Golgi-Apparat: Hier werden die vom rauen Endoplasmatischen Retikulum produzierten Proteine und Fette modifiziert, sortiert und durch Vesikel (in der Zelle gelegene Bläschen) in der Zelle verteilt oder ausgeschleust.
Zellmembran: Besteht aus einer Doppelmembran und schließt die Zelle nach außen ab; die Bestandteile sind Proteine und Fette.
Lysosom: Enthält Enzyme, die Fremdstoffe und körpereigene Stoffe abbauen.
Peroxisom: Spielt eine wichtige Rolle bei der Verstoffwechselung von zellulären Abfall- und Zwischenprodukten und ermöglicht die Entgiftung von reaktiven Sauerstoffverbindungen.
2.3.2 Die Symbiose mit den Bakterien
Zusätzlich zu unseren eigenen ca. 50–100 Billionen Zellen lebt jeder von uns in Symbiose mit einer Vielzahl von Bakterien.
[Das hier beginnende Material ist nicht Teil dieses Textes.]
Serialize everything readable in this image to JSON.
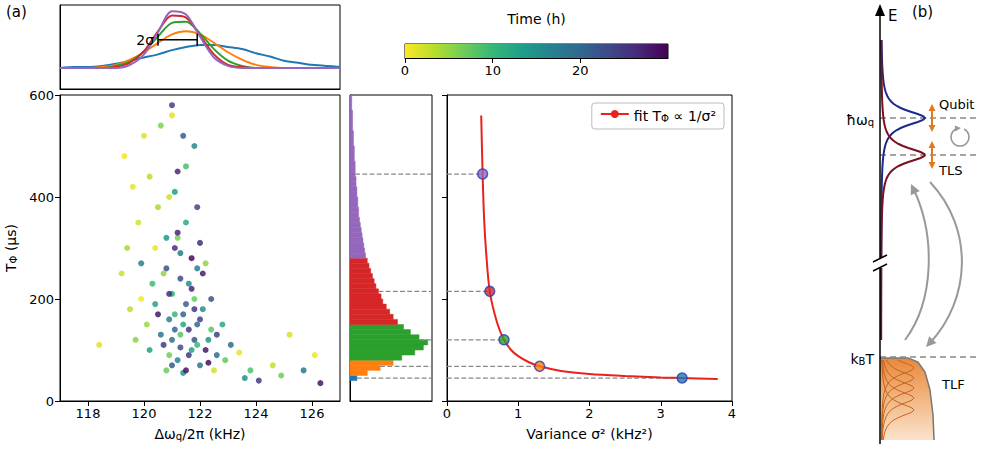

Dabei übersteigt die Menge der Bakterienzellen bei Weitem die Anzahl unserer eigenen Körperzellen. Grob geschätzt haben die Bakterien ungefähr 150-mal mehr Gene, als wir selbst an menschlichen Genen haben. Der Mensch ist im Prinzip ein Ökosystem; es beheimatet viele verschiedene Bakterien mit unterschiedlichen Aufgaben im Gesamtsystem: Sie spalten unverdauliches Essen auf, bauen Gifte und Medikamente ab, trainieren das Immunsystem und produzieren eine Reihe von unverzichtbaren Stoffen. Dabei hat jeder Mensch seine ureigene Sammlung von Bakterien. Theoretisch wäre es möglich, einen sehr individuellen bakteriellen Fingerabdruck zu nehmen.
Nun stellt sich die Frage, woraus sich dann eigentlich unser »Ich« bildet, wenn wir erst durch so viele körperfremde Zellen als eigenständiger Gesamtorganismus lebensfähig werden und ohne diese Symbiose sofort sterben würden. Hier zeigt sich die unermessliche Intelligenz der Natur und biologischer Systeme: Erst durch Kooperation entsteht die Grundlage für höhere Lebensformen. Gäbe es diese Zusammenschlüsse nicht, die wir überall in der Natur finden, hätte sich das Leben nicht über ein paar primitive Formen hinaus entwickeln können. Wenn wir von der Intelligenz der einzelnen Zellen sprechen, so wie es der Zellbiologe Dr. Bruce Lipton tut, können wir den Menschen und sein »Ich« auch als den intelligenten Zusammenschluss von 50 Billionen einzelnen individuellen Lebensformen betrachten: Die Individuen haben sich zu einem sinnvollen größeren Ganzen zusammengeschlossen.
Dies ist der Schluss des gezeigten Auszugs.